In this study, the research team applied machine learning to distinguish the molecular signature in the orbitofrontal cortex, a brain region critical for aspects of impulse control, drug-seeking behavior, and cognitive functions related to substance use disorders.
The investigators found that the machine learning algorithm was not only effective in identifying which signatures distinguished the brain of a human heroin user, but it also identified the gene most predictive of that molecular signature called Shisa7 that had not been explored previously in the field. Further investigation revealed that modulating this gene's expression in the orbitofrontal cortex influences heroin-seeking behavior and cognitive flexibility.
Dr. Hurd adds, "We also observed that when we overexpressed Shisa7 in drug-naïve animals, it completely mimicked the transcriptome signature observed with repeated heroin use. Interestingly, the Shisa7 signature related to neurodegenerative disease and neuroimmune processes. Moreover, we determined that the proteins that bind to Shisa7 were linked to both GABA (the primary inhibitory neurotransmitter in the central nervous system of mammals) and glutamate (the primary excitatory neurotransmitter in the central nervous system) receptor signaling, which are also highly related to neurodegenerative disease pathways."
Lead author of the study Randall Ellis, PhD, Department of Neuroscience and Department of Psychiatry, Friedman Brain Institute, Icahn School of Medicine at Mount Sinai, and Addiction Institute of Mount Sinai, New York, notes, "The use of our advanced machine learning approach led us down a very exciting path of discovery, which highlights the potential of AI in understanding complex biological systems. Applying machine learning in this way is exceptionally useful to better understand high-dimensional datasets, such as the thousands of genes captured by RNA sequencing, to uncover novel patterns in gene expression that can effectively predict disease states. This strategy in leveraging data from human opioid users is particularly important as we seek innovative strategies to combat the ongoing opioid epidemic. Moreover, our findings highlight the potential long-term risks of opioid use for future neurodegenerative disease."

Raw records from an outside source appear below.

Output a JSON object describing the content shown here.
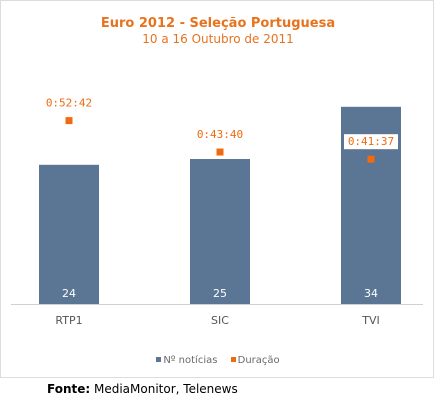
{
  "chart_data": {
    "type": "bar",
    "title": "Euro 2012 - Seleção Portuguesa",
    "subtitle": "10 a 16 Outubro de 2011",
    "categories": [
      "RTP1",
      "SIC",
      "TVI"
    ],
    "series": [
      {
        "name": "Nº notícias",
        "type": "bar",
        "values": [
          24,
          25,
          34
        ],
        "labels": [
          "24",
          "25",
          "34"
        ]
      },
      {
        "name": "Duração",
        "type": "point",
        "values_seconds": [
          3162,
          2620,
          2497
        ],
        "labels": [
          "0:52:42",
          "0:43:40",
          "0:41:37"
        ]
      }
    ],
    "ylim_bars": [
      0,
      40
    ],
    "ylim_points": [
      0,
      4000
    ],
    "legend_placement": "bottom",
    "grid": false
  },
  "colors": {
    "bar": "#5b7594",
    "point": "#f06a0f",
    "title": "#e8731f"
  },
  "legend": {
    "bar_label": "Nº notícias",
    "point_label": "Duração"
  },
  "source": {
    "prefix": "Fonte:",
    "text": " MediaMonitor, Telenews"
  }
}
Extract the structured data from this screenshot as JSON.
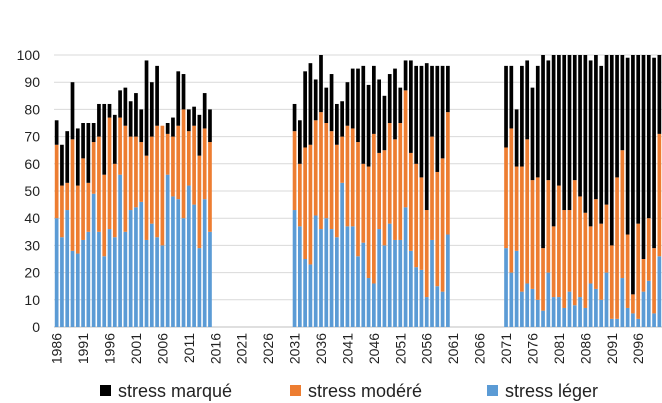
{
  "chart_data": {
    "type": "stacked-bar",
    "x": [
      1986,
      1987,
      1988,
      1989,
      1990,
      1991,
      1992,
      1993,
      1994,
      1995,
      1996,
      1997,
      1998,
      1999,
      2000,
      2001,
      2002,
      2003,
      2004,
      2005,
      2006,
      2007,
      2008,
      2009,
      2010,
      2011,
      2012,
      2013,
      2014,
      2015,
      2031,
      2032,
      2033,
      2034,
      2035,
      2036,
      2037,
      2038,
      2039,
      2040,
      2041,
      2042,
      2043,
      2044,
      2045,
      2046,
      2047,
      2048,
      2049,
      2050,
      2051,
      2052,
      2053,
      2054,
      2055,
      2056,
      2057,
      2058,
      2059,
      2060,
      2071,
      2072,
      2073,
      2074,
      2075,
      2076,
      2077,
      2078,
      2079,
      2080,
      2081,
      2082,
      2083,
      2084,
      2085,
      2086,
      2087,
      2088,
      2089,
      2090,
      2091,
      2092,
      2093,
      2094,
      2095,
      2096,
      2097,
      2098,
      2099,
      2100
    ],
    "series": [
      {
        "name": "stress léger",
        "color": "#5b9bd5",
        "values": [
          40,
          33,
          43,
          28,
          27,
          32,
          35,
          49,
          35,
          26,
          36,
          33,
          56,
          35,
          43,
          44,
          46,
          32,
          38,
          33,
          30,
          56,
          48,
          47,
          40,
          52,
          45,
          29,
          47,
          35,
          43,
          37,
          25,
          23,
          41,
          36,
          40,
          36,
          33,
          53,
          37,
          37,
          26,
          31,
          18,
          16,
          36,
          30,
          38,
          32,
          32,
          44,
          28,
          22,
          21,
          11,
          32,
          15,
          13,
          34,
          29,
          20,
          28,
          13,
          16,
          14,
          10,
          6,
          20,
          11,
          11,
          7,
          13,
          8,
          11,
          7,
          16,
          14,
          10,
          20,
          3,
          3,
          18,
          7,
          5,
          3,
          13,
          17,
          5,
          26
        ]
      },
      {
        "name": "stress modéré",
        "color": "#ed7d31",
        "values": [
          27,
          19,
          10,
          41,
          25,
          30,
          18,
          19,
          35,
          30,
          41,
          27,
          21,
          39,
          27,
          26,
          22,
          31,
          32,
          41,
          44,
          15,
          22,
          27,
          40,
          20,
          29,
          34,
          26,
          33,
          29,
          23,
          41,
          44,
          35,
          43,
          35,
          36,
          34,
          17,
          37,
          36,
          42,
          29,
          41,
          55,
          28,
          35,
          37,
          37,
          43,
          43,
          36,
          38,
          34,
          32,
          38,
          42,
          49,
          45,
          37,
          53,
          31,
          46,
          53,
          40,
          45,
          23,
          34,
          26,
          41,
          36,
          30,
          46,
          37,
          35,
          21,
          33,
          28,
          25,
          27,
          52,
          47,
          27,
          7,
          35,
          12,
          23,
          24,
          45
        ]
      },
      {
        "name": "stress marqué",
        "color": "#000000",
        "values": [
          9,
          15,
          19,
          21,
          21,
          13,
          22,
          7,
          12,
          26,
          5,
          18,
          10,
          14,
          13,
          16,
          12,
          35,
          20,
          22,
          0,
          4,
          7,
          20,
          13,
          8,
          7,
          15,
          13,
          12,
          10,
          16,
          28,
          30,
          15,
          21,
          13,
          21,
          15,
          13,
          16,
          22,
          27,
          36,
          30,
          25,
          27,
          20,
          18,
          26,
          13,
          11,
          34,
          36,
          41,
          54,
          26,
          39,
          34,
          17,
          30,
          23,
          21,
          37,
          29,
          34,
          41,
          71,
          44,
          63,
          48,
          57,
          57,
          46,
          52,
          58,
          61,
          53,
          58,
          55,
          70,
          45,
          35,
          65,
          88,
          62,
          75,
          60,
          70,
          29
        ]
      }
    ],
    "xlim": [
      1985.5,
      2100.5
    ],
    "xticks": [
      1986,
      1991,
      1996,
      2001,
      2006,
      2011,
      2016,
      2021,
      2026,
      2031,
      2036,
      2041,
      2046,
      2051,
      2056,
      2061,
      2066,
      2071,
      2076,
      2081,
      2086,
      2091,
      2096
    ],
    "ylim": [
      0,
      100
    ],
    "yticks": [
      0,
      10,
      20,
      30,
      40,
      50,
      60,
      70,
      80,
      90,
      100
    ],
    "grid": true
  }
}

John Krystal, MD, Editor of Biological Psychiatry, says, "This study highlights the complex biology of opioid use disorder. Careful studies of postmortem brain tissue, employing AI-guided analyses, are critical for identifying the molecular building blocks of addiction. It is interesting that a target identified in this process, Shisa7, also alters learning and promotes opioid self-administration when levels are increased in animals."
Dr. Hurd concludes, "These translational findings highlight the importance of studying the human brain, which can help uncover novel biological systems underlying the disorder that could ultimately open up new treatment avenues."